Fraud Alert

Columnist Zoami Callie-Rios Sosa pushes for awareness for fake job posting scams. 

As the old saying goes, "if it's too good to be true, it's a scam." It doesn't really say that, but with how times have changed, I'd say it's pretty accurate. During the Great Pandemic (Covid 2020-?), we have seen a rise in scams. Now we know scammers are always out there. But this time, it's a bit different, and they are getting better at exploiting our human psychology.

When Covid really hit the USA, we ended up closing many businesses. Many of those workers had nowhere to physically show up to work, so they turned to other kinds of work. One of those options was online remote work.

And it makes sense, but it was the "perfect storm" for scam artists.

Remote Jobs Scam

All scams are trying to get you to give something up so that someone else can take advantage of that something. Remote job scams are no different. Depending on the scammer, the scam may be all about emptying your bank account, stealing your identity or both.

And if you think you can spot a fake job listing and won't fall for it, think again. According to a September 2020 study from the Better Business Bureau (BBB), most people who fall victims to online job scams are from the ages of 25-34. The majority of those are women.

From that report, it was estimated that the total number of victims falling for these scams was 14 million. That number has certainly been rising since last September. In an interview with ProPublica's journalist Cezary Podkul for NPR's All Things Considered, the fake job ads in March of 2021 were about 3,000 but had grown to 36,000 recently.

By 2020, over $2 billion in direct losses had been experienced. 

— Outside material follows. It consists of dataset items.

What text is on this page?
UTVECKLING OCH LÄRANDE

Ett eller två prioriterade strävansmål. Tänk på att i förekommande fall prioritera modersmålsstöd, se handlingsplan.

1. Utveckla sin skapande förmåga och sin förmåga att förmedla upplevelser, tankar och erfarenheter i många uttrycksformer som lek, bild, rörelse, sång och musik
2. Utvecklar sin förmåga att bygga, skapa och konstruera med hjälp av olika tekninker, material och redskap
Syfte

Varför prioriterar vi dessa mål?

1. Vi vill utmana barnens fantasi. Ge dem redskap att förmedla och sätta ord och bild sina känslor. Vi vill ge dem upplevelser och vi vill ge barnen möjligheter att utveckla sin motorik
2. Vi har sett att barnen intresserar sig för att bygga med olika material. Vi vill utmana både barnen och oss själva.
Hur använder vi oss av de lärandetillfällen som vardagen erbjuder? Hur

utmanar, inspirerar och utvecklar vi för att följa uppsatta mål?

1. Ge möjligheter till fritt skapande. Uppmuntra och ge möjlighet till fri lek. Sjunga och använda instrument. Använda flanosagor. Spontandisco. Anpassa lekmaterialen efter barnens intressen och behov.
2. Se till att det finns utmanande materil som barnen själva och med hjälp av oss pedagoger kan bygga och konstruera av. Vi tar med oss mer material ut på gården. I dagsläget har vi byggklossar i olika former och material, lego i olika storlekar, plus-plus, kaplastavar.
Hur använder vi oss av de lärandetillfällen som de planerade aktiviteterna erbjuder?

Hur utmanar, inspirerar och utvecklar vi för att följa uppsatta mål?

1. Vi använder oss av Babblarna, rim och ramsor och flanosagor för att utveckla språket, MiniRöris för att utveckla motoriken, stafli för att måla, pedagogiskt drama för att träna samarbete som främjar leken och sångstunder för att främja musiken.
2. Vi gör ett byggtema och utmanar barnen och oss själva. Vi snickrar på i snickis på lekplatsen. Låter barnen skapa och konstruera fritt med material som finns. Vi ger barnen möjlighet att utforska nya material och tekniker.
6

That figure has also grown since the BBB report came out.

How can you spot a fake job posting?

We have all kinds of scammers. Some are savvier than others, so the postings reflect that.

  • Always be on the lookout for a few misspelled words; most legitimate business will proofread their work.
  • Using the words like "work from home," "online remote job," or similar too much in a post.
  • Hiring is "immediate!"
  • Unlimited amount of earning potential or crazy amounts of money for no work. Yes, we all want easy money, but great money rarely comes without work. At least not for most of us.
  • Asking you to do free work upfront for no pay or promise of pay that will come later. This doesn't necessarily mean that it's a fake job posting. In fact, I know someone that was asked to do some work before joining a company a few years ago. It wasn't a scam. But it should make you wary.
  • Asking you to give out your personal information like social security number, bank account login information, driver's license, etc. Never do this on a job application. If you must enter personally identifiable information, enter some gibberish. There is zero need to verify your identity if you are simply applying for a job. The verification step comes after being offered a job, and the proper forms need to be filled out.
  • Asking you to cash a check or send a gift card or something similar. This is probably one of the biggest red flags. No legitimate business is going to ask you to send a gift card to them. None.

That last one may seem obvious, but it isn't.

What can you do?

  • For starters, start by having other people look at the job posting for you. Sometimes it's hard for us to spot the issue if we are too close to it or want it to be true. If it's the latter, we may get scammed.
  • Assume that being tech-savvy doesn't translate into not being scammed. We are all susceptible to it. The more open-minded you are about that, the more likely you will keep up your guard when looking through these postings.
  • Take that job posting that you are suspicious about and do research on that company. See if they have a legitimate website with contact information.
  • If you see the posting in many job forums that appear under different company names, that's a sign it's a scam.
  • In Iowa, we can search for businesses if we know their name and they are incorporated in Iowa. You can go to the Iowa Secretary of State website to search for a business. I'm sure other states offer the same service.
  • Never respond to jobs that you didn't ask for. For example, if you get an email from some "Matt" stating that he found this "job" and thought it'd be a good fit for you, ignore it. If you didn't ask for the reference, it probably isn't real.

A note of caution, even if a job posting is coming from a family member, you still need to do your research on it. Recently, I've met some people that have fallen for the scam on our campus because the job postings were shared by family members. 

There are additional tips at the BBB's website that you may find useful as well, like having a second bank account when dealing with people you have never met in person.

But ultimately, the most important thing you can do to spot a fake job posting is trusting your gut. Some of the postings are elaborate and come with all the bells and whistles of a real job posting, so they are hard to spot. However, if it really is too good to be true, assume that it's a scam until proven otherwise. The last thing you want to happen to you during this pandemic is to have money and your identity stolen.